The single biggest open design question is how aggressively to involve AI in the registry curation loop — too aggressive and the registry sprawls with near-duplicates; too cautious and the bottleneck is a human reviewer. The Phase 2/3 enrichment approach above (AI proposes, human merges) is the right starting balance.


Yak Shaving

  • Create a Bases parser and API to extract data from the Obsidian "Base" file. Useful if the Lossless Group's internal vault already maintains a Base of tools we'd like to seed the registry with.

  • OpenGraph + Browserless AI task to generate logos, OG image, description, use cases, "good for whom," feature list, etc. The OpenGraph API returns lame descriptions on its own — an AI bot needs to read the actual page copy and summarize in a consistent format.

  • Logo asset pipeline — most tools have light/dark variants; some only have one. Detect missing variants and (optionally) AI-generate the inverse. This is the boring-but-real work that keeps the visual layer honest.


Open Questions

  • Tool registry curation: ANSWERED 2026-04-28 — for v0.5 the StackBuilder picker is registry-only; participants can't add tools. v0.6 plan: free-text entry creates a minimal tools/{slug}.md placeholder via the same save flow, with the human-readable name preserved; maintainer hand-edits the placeholder later (or an AI agent enriches it per [[specs/AI-Powered-Link-Aggregator-for-Product-Digital-Footprint]]).
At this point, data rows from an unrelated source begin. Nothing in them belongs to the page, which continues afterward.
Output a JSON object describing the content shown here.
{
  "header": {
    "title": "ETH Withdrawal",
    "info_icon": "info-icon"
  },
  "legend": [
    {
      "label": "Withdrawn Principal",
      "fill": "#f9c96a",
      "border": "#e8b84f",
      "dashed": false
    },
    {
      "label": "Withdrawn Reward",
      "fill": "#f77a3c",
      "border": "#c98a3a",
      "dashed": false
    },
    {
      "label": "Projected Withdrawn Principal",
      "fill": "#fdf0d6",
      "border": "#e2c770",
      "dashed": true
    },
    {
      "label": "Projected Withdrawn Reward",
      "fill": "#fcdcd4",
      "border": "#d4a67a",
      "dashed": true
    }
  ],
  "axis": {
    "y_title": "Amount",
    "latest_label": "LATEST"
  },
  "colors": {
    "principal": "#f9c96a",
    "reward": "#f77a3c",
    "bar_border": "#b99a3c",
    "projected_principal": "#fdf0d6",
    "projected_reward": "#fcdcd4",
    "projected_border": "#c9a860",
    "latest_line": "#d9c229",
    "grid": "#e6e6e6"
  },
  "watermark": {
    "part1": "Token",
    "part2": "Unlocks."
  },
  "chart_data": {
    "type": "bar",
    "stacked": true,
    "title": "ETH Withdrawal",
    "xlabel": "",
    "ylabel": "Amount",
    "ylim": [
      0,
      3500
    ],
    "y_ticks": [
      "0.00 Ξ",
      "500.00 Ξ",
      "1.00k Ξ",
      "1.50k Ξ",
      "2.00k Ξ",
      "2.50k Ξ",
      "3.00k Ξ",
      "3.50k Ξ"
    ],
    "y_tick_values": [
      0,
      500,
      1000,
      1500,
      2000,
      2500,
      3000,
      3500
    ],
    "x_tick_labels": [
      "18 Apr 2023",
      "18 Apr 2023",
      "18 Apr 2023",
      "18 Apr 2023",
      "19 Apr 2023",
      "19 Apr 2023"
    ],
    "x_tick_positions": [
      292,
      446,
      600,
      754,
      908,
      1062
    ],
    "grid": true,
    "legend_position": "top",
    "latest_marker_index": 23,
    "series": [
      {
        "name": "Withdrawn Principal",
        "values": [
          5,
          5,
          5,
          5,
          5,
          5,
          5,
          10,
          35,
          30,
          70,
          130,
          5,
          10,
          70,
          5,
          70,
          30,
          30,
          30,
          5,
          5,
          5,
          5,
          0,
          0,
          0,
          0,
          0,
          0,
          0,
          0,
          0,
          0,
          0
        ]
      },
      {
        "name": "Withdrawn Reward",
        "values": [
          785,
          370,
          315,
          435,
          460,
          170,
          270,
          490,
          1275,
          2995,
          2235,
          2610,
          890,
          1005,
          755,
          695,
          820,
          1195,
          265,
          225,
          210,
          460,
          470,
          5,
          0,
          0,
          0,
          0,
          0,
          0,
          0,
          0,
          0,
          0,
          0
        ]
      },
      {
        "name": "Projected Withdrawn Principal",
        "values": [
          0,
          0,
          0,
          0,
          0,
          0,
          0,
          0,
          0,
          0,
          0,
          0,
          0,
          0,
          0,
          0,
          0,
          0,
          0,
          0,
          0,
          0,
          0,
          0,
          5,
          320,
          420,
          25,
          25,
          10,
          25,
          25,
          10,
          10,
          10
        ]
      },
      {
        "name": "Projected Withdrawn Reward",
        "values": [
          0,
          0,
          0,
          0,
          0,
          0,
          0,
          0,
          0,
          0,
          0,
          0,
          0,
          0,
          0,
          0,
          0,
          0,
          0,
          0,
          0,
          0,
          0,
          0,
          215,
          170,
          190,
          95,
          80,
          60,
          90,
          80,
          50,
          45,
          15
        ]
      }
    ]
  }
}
  • Privacy default: ANSWERED 2026-04-28 — public_profile: false per the spec's recommendation. The schema's default(false) enforces this.

  • Cohort views and PII: Kauffman year + firm name are basically identifying. Cohort views must respect public_profile per row. (Cohort views aren't built yet; lock this in when they ship.)

  • OSS-only filter: worth it for the philosophical slice ("show me only tools my firm could self-host"), or feature creep?

  • Lapsed members: what happens when someone leaves the Kauffman network? Do their profile pages stay up? Probably yes (community continuity), but with a "no longer active" flag.

  • At what point do we migrate to NocoDB or AstroDB / Turso? REAFFIRMED 2026-04-28 after the write path shipped — never. v0.5 proves the markdown-as-database thesis works at the write path, not just the read path. Single-user submits land as one commit each in well under a second, GitHub's REST API handles the SHA-conflict semantics for free, and the entire end-to-end flow is ~250 LOC. Revisit only if (a) the registry tops 5,000 tools, (b) sub-second autocomplete becomes a felt problem, or (c) we need true concurrent-edit semantics that retry-on-409 can't provide.

  • How do we handle authentication and authorization for an upstream Obsidian "Base" file? If we ever do consume a Base as a seed source, the Base file lives in someone's local vault — not on the network. The pattern is "export the Base to JSON, commit the JSON to this repo, treat the export as the authoritative seed." No live auth required.


Future Plans

  • AI-assisted tool deduplication — a build-time job that reads the registry, identifies near-duplicates (same homepage URL with different slugs, same tool with different conventionalName casings, etc.) and proposes merges via PR.

  • OpenGraph + Browserless AI task to generate open graph data — see Yak Shaving.

  • Cross-pollination with sibling sites — if hypernova, banner-site, or twf adopt the same tool registry, extract packages/community/tool-registry/ as a shared pattern reference.

  • Backend migration to NocoDB / AstroDB / Turso — explicitly deprioritized per the open-question answer above. Listed here so future contributors know it was considered and rejected at this scale.